London metals scored fresh highs on Wednesday, on fund buying supported by positive fundamentals and a weaker dollar, dealers said. "The story remains the same. The news flow is strongly favourable and further dollar weakness has fuelled the buying," Barclays Capital analyst Ingrid Sternby said.
Copper peaked at $8,110 a tonne earlier in electronic trade and closed at $8,070, up $255 from Tuesday's kerb close. Fund buying pushed other commodities higher, with gold at a new 25-year high, aluminium at its best in 18 years and nickel, zinc and platinum at fresh all-time peaks.
"We are still long within an overall uptrend.

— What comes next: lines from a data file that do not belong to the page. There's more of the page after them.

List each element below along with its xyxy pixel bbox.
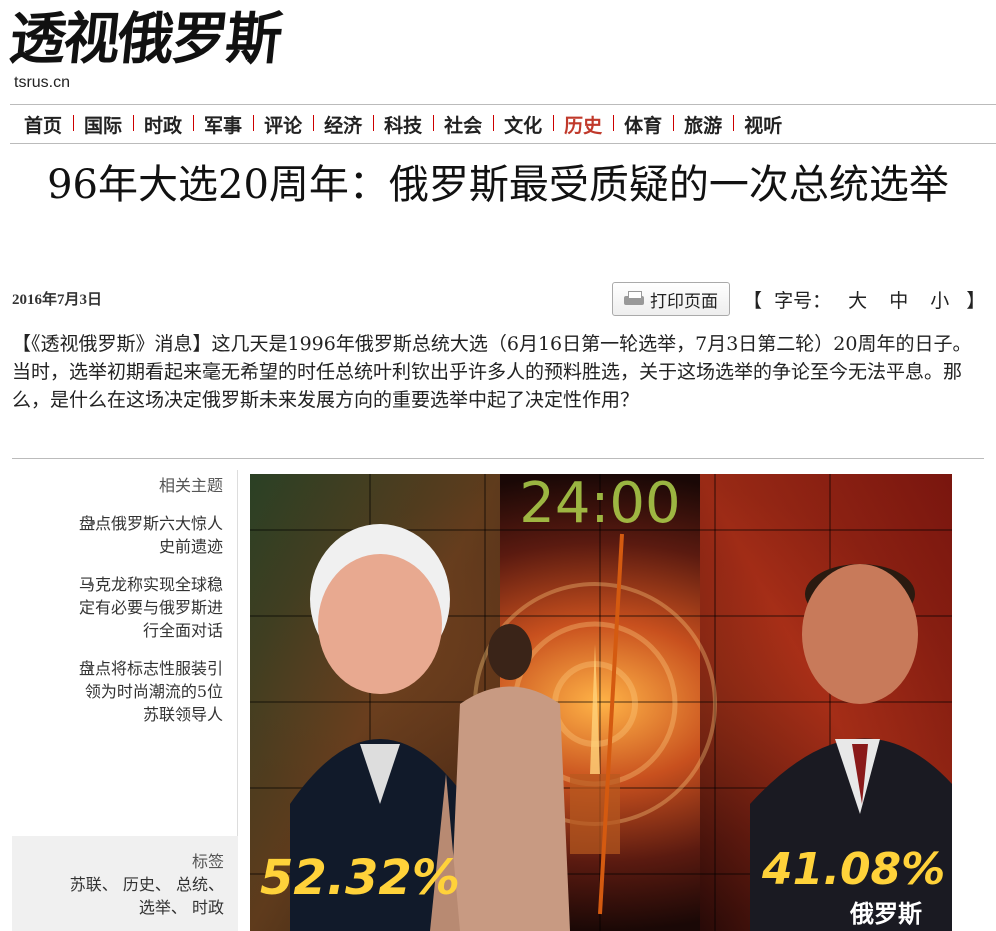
election-screen-photo: 24:00 52.32% 41.08% 俄罗斯	[250, 474, 952, 931]
logo-calligraphy: 透视俄罗斯	[6, 6, 284, 72]
article-meta: 2016年7月3日 打印页面 【 字号： 大 中 小 】	[12, 282, 985, 318]
article-lead: 【《透视俄罗斯》消息】这几天是1996年俄罗斯总统大选（6月16日第一轮选举，7…	[12, 333, 972, 411]
tags-box: 标签 苏联、 历史、 总统、 选举、 时政	[12, 836, 238, 931]
fontsize-label: 字号：	[774, 290, 832, 312]
tag-link[interactable]: 总统	[176, 875, 208, 894]
nav-item-tech[interactable]: 科技	[373, 111, 433, 138]
logo-domain: tsrus.cn	[14, 74, 71, 91]
screen-clock: 24:00	[519, 474, 680, 536]
article-photo: 24:00 52.32% 41.08% 俄罗斯	[250, 474, 952, 931]
related-link[interactable]: 盘点俄罗斯六大惊人史前遗迹	[12, 512, 237, 558]
tags-line-1: 苏联、 历史、 总统、	[69, 875, 224, 894]
tag-link[interactable]: 时政	[192, 898, 224, 917]
divider	[12, 458, 984, 459]
related-heading: 相关主题	[158, 476, 223, 495]
fontsize-open-bracket: 【	[743, 290, 763, 312]
fontsize-medium[interactable]: 中	[889, 290, 908, 312]
tag-link[interactable]: 选举	[139, 898, 171, 917]
font-size-control: 【 字号： 大 中 小 】	[740, 286, 988, 313]
printer-icon	[624, 291, 644, 307]
nav-item-sports[interactable]: 体育	[613, 111, 673, 138]
print-button[interactable]: 打印页面	[612, 282, 730, 316]
nav-item-travel[interactable]: 旅游	[673, 111, 733, 138]
article-title: 96年大选20周年：俄罗斯最受质疑的一次总统选举	[47, 162, 949, 208]
sidebar: 相关主题 盘点俄罗斯六大惊人史前遗迹 马克龙称实现全球稳定有必要与俄罗斯进行全面…	[12, 470, 238, 931]
site-logo[interactable]: 透视俄罗斯 tsrus.cn	[6, 6, 430, 96]
nav-item-military[interactable]: 军事	[193, 111, 253, 138]
nav-item-media[interactable]: 视听	[733, 111, 793, 138]
nav-item-economy[interactable]: 经济	[313, 111, 373, 138]
related-list: 盘点俄罗斯六大惊人史前遗迹 马克龙称实现全球稳定有必要与俄罗斯进行全面对话 盘点…	[12, 512, 237, 726]
nav-item-politics[interactable]: 时政	[133, 111, 193, 138]
nav-item-commentary[interactable]: 评论	[253, 111, 313, 138]
nav-item-culture[interactable]: 文化	[493, 111, 553, 138]
tags-heading: 标签	[191, 852, 224, 871]
nav-item-history[interactable]: 历史	[553, 111, 613, 138]
fontsize-large[interactable]: 大	[848, 290, 867, 312]
nav-item-society[interactable]: 社会	[433, 111, 493, 138]
tags-line-2: 选举、 时政	[138, 898, 224, 917]
nav-item-home[interactable]: 首页	[20, 111, 73, 138]
tag-link[interactable]: 苏联	[70, 875, 102, 894]
related-link[interactable]: 盘点将标志性服装引领为时尚潮流的5位苏联领导人	[12, 657, 237, 726]
screen-percent-left: 52.32%	[260, 850, 460, 906]
screen-percent-right: 41.08%	[761, 844, 945, 895]
print-label: 打印页面	[650, 291, 718, 312]
fontsize-small[interactable]: 小	[930, 290, 949, 312]
nav-item-international[interactable]: 国际	[73, 111, 133, 138]
fontsize-close-bracket: 】	[966, 290, 986, 312]
tag-link[interactable]: 历史	[123, 875, 155, 894]
photo-watermark: 俄罗斯	[849, 900, 922, 928]
article-date: 2016年7月3日	[12, 292, 103, 308]
related-link[interactable]: 马克龙称实现全球稳定有必要与俄罗斯进行全面对话	[12, 573, 237, 642]
main-nav: 首页 国际 时政 军事 评论 经济 科技 社会 文化 历史 体育 旅游 视听	[10, 104, 996, 144]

We are reducing slightly, but that is only a response to the daily volatility rather than any long-term change in sentiment," a source at a system-based fund said.
Analyst Maqsood Ahmed at Calyon said: "Copper is the flagship, driving the other metals higher and money keeps coming into the market."

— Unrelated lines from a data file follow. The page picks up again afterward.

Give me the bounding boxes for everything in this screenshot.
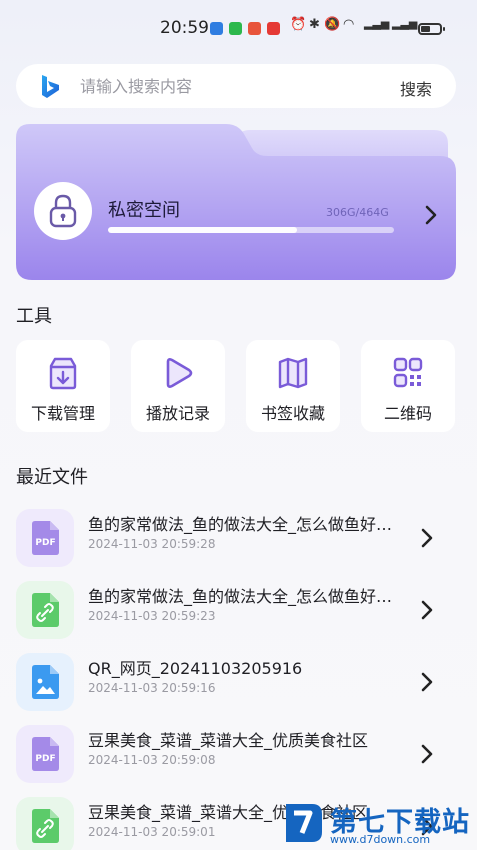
status-bar: 20:59 ⏰ ✱ 🔕 ◠ ▂▃▅ ▂▃▅ (0, 14, 477, 42)
file-name: 豆果美食_菜谱_菜谱大全_优质美食社区 (88, 731, 369, 750)
wifi-icon: ◠ (343, 17, 355, 32)
file-time: 2024-11-03 20:59:16 (88, 681, 216, 695)
storage-usage-text: 306G/464G (326, 206, 389, 219)
file-list-item[interactable]: 鱼的家常做法_鱼的做法大全_怎么做鱼好吃_下厨房 2024-11-03 20:5… (0, 575, 477, 645)
file-list-item[interactable]: PDF 鱼的家常做法_鱼的做法大全_怎么做鱼好吃_下厨房 2024-11-03 … (0, 503, 477, 573)
tool-play-history[interactable]: 播放记录 (131, 340, 225, 432)
app-notification-icon (210, 22, 223, 35)
image-file-icon (16, 653, 74, 711)
tool-download-manager[interactable]: 下载管理 (16, 340, 110, 432)
signal-1-icon: ▂▃▅ (364, 17, 390, 30)
file-name: 鱼的家常做法_鱼的做法大全_怎么做鱼好吃_下厨房 (88, 587, 406, 606)
file-list-item[interactable]: PDF 豆果美食_菜谱_菜谱大全_优质美食社区 2024-11-03 20:59… (0, 719, 477, 789)
svg-text:PDF: PDF (35, 754, 55, 764)
link-file-icon (16, 581, 74, 639)
storage-progress-fill (108, 227, 297, 233)
chevron-right-icon[interactable] (420, 743, 434, 765)
search-button[interactable]: 搜索 (400, 76, 432, 100)
play-icon (166, 358, 193, 388)
file-time: 2024-11-03 20:59:23 (88, 609, 216, 623)
tool-label: 下载管理 (30, 404, 95, 423)
private-space-title: 私密空间 (108, 200, 180, 221)
pdf-file-icon: PDF (16, 509, 74, 567)
bluetooth-icon: ✱ (309, 17, 320, 32)
chevron-right-icon[interactable] (420, 671, 434, 693)
file-list-item[interactable]: QR_网页_20241103205916 2024-11-03 20:59:16 (0, 647, 477, 717)
chevron-right-icon[interactable] (424, 204, 438, 226)
file-time: 2024-11-03 20:59:28 (88, 537, 216, 551)
link-file-icon (16, 797, 74, 850)
watermark-url: www.d7down.com (330, 833, 431, 846)
qr-code-icon (393, 357, 423, 388)
private-space-card[interactable]: 私密空间 306G/464G (16, 124, 456, 280)
chevron-right-icon[interactable] (420, 527, 434, 549)
alarm-icon: ⏰ (290, 17, 307, 32)
download-box-icon (49, 357, 77, 390)
tool-qr-code[interactable]: 二维码 (361, 340, 455, 432)
search-bar[interactable]: 搜索 (16, 64, 456, 108)
tool-bookmarks[interactable]: 书签收藏 (246, 340, 340, 432)
chevron-right-icon[interactable] (420, 599, 434, 621)
tool-label: 二维码 (383, 404, 432, 423)
signal-2-icon: ▂▃▅ (392, 17, 418, 30)
file-time: 2024-11-03 20:59:08 (88, 753, 216, 767)
status-time: 20:59 (160, 18, 209, 38)
battery-icon (418, 23, 445, 35)
file-time: 2024-11-03 20:59:01 (88, 825, 216, 839)
shop-notification-icon (248, 22, 261, 35)
storage-progress-bar (108, 227, 394, 233)
bing-logo-icon (42, 75, 59, 98)
message-notification-icon (229, 22, 242, 35)
file-name: 鱼的家常做法_鱼的做法大全_怎么做鱼好吃_下厨房 (88, 515, 406, 534)
watermark-logo-icon (286, 804, 322, 842)
bookmark-map-icon (278, 357, 308, 389)
recent-files-section-title: 最近文件 (16, 467, 88, 488)
lock-icon (34, 182, 92, 240)
mail-notification-icon (267, 22, 280, 35)
search-input[interactable] (80, 73, 380, 99)
pdf-file-icon: PDF (16, 725, 74, 783)
tools-section-title: 工具 (16, 306, 52, 327)
site-watermark: 第七下载站 www.d7down.com (280, 798, 470, 848)
mute-icon: 🔕 (324, 17, 341, 32)
tool-label: 播放记录 (145, 404, 210, 423)
tool-label: 书签收藏 (260, 404, 325, 423)
svg-text:PDF: PDF (35, 538, 55, 548)
file-name: QR_网页_20241103205916 (88, 659, 303, 678)
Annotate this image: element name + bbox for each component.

"Inflation is still a concern so you hold commodities against that, the dollar is getting weaker, gold is going up and LME stocks are not going anywhere - all these factors support," he added.
The dollar dropped to one-year lows against European currencies with investors betting there will be a pause in US interest rate rises. The euro was last up 0.3 percent on the day at $1.2803, having earlier hit a one-year high of $1.2813.
Dealers were now looking at $9,000 and $10,000 as new targets for copper. The metal has risen by around 85 percent this year on speculative buying, strong demand and concerns over supply disruptions.
"I think we are going towards $10,000," Sternby said. On the supply side Grupo Mexico said it would close one of its copper, silver and zinc mines. According to the Reuters Metals Production Database the San Martin mine in Zacatecas is not particularly big. Its capacity is just over 30,000 tonnes per year of contained copper and around 26,000 contained zinc.
Aluminium touched a fresh 18-year high of $3,100 and closed at $3,095, up $82. Zinc hit a new record high of $3,660 at the close, up $185. Stocks in LME warehouses fell by 625 tonnes to 252,800, a fresh five-year low. Nickel was up $550 at $20,450 and lead gained $32 at $1,312.